The incentive is due to be repaid after 25 years or when the property is sold, with the amount adjusted to reflect property value changes. However, the program faced eligibility issues, including limits on household income and the size of a mortgage the buyer could take on. 

James Laird, co-CEO of Ratehub.ca and president of CanWise mortgage lender, said the program was not useful as it didn’t help buyers put together a minimum down payment and the restrictions meant some borrowers qualified for smaller amounts than they otherwise would. 

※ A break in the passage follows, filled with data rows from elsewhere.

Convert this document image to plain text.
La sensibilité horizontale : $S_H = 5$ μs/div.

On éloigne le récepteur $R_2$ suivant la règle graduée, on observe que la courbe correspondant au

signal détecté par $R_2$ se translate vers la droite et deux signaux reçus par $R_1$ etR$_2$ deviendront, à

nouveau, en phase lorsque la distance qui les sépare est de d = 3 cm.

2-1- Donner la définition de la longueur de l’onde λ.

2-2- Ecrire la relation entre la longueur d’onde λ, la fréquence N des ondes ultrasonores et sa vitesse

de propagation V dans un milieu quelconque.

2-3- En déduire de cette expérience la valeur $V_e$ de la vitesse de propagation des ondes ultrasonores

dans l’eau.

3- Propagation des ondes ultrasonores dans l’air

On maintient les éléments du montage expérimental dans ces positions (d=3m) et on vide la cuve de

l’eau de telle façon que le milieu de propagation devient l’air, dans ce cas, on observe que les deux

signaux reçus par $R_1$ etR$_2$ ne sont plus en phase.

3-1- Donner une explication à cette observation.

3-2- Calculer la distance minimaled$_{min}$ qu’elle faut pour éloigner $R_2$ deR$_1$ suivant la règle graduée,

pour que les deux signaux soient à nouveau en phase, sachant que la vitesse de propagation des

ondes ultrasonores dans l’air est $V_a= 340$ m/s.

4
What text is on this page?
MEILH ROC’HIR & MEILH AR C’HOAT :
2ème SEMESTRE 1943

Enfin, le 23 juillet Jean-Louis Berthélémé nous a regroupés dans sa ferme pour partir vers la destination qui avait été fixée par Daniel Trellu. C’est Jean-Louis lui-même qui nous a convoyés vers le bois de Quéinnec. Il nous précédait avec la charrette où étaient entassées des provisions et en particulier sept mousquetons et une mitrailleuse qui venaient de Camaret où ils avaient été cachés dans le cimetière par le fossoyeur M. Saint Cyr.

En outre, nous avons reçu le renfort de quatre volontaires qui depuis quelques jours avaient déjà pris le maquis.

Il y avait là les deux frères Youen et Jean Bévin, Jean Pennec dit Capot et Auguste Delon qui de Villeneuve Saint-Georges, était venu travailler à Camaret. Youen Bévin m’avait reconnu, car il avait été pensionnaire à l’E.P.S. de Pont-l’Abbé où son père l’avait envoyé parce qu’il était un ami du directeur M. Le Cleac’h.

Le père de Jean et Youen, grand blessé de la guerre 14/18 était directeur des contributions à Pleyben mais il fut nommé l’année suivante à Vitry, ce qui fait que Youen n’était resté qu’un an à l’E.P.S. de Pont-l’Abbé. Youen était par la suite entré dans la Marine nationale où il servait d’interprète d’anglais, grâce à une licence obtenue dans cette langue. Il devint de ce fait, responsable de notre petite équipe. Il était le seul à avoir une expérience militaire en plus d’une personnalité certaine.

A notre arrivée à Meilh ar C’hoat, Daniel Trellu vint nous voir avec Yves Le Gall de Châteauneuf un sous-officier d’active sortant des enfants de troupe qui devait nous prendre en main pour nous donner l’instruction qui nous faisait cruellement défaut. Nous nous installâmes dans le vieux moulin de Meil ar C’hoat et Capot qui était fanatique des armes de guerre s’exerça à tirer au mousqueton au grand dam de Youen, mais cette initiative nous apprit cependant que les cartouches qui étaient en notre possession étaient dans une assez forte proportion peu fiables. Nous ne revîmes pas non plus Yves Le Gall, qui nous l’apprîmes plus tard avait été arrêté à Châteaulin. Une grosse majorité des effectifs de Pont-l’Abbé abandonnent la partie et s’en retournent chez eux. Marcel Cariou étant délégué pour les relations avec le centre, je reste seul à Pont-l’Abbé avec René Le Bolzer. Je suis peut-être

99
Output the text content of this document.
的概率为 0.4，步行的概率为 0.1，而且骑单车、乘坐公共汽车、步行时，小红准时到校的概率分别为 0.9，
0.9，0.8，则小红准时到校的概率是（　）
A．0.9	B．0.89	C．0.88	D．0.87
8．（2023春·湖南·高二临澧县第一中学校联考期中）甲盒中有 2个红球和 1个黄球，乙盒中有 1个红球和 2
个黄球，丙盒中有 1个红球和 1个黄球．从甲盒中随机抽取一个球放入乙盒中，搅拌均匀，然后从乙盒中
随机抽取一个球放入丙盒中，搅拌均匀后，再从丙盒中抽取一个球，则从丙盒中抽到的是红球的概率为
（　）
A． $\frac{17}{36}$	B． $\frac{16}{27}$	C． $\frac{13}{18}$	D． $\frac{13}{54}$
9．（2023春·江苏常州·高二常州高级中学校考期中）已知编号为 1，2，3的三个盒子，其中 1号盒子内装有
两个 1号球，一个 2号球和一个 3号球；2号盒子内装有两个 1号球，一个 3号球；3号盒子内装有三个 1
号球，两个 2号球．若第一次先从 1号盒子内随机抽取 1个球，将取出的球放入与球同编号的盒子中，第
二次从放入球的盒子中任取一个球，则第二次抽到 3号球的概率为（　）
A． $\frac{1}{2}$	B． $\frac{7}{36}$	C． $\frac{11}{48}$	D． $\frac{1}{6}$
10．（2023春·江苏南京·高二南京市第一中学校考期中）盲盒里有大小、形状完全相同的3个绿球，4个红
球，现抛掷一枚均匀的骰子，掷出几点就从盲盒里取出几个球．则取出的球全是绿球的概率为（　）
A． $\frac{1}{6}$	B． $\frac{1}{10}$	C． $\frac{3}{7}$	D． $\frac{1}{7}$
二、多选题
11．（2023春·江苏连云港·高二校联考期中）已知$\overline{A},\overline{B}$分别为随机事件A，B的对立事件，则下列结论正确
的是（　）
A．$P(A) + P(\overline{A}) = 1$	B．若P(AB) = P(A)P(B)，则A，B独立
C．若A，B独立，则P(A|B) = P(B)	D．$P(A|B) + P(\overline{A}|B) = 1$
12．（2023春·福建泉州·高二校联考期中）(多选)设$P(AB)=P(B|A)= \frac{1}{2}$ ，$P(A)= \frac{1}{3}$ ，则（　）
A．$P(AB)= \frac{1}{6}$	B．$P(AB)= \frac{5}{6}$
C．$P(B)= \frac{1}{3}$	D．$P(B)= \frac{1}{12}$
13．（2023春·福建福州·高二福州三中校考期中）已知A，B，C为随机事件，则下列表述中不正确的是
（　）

The government-ownership component added complications to the convoluted program, which was poorly thought out. The government already helps first-time buyers by backing uninsured mortgages, but allowing amortizations to be stretch out over 30 years could lower monthly costs and eliminate a complicated co-ownership agreement. 

Personal finance author Clay Jarvis argues that assisting first-time homebuyers should remain a priority. “Even though the incentive failed, I hope it doesn’t discourage the government from trying innovative ways to get people into houses of their own,” he said. “Canada is never going to build enough homes to keep up with demand, so finding ways to help first-time home buyers afford what’s available needs to be a priority.”

The first-time homebuyer incentive was launched in 2019 with a $1.25-billion commitment.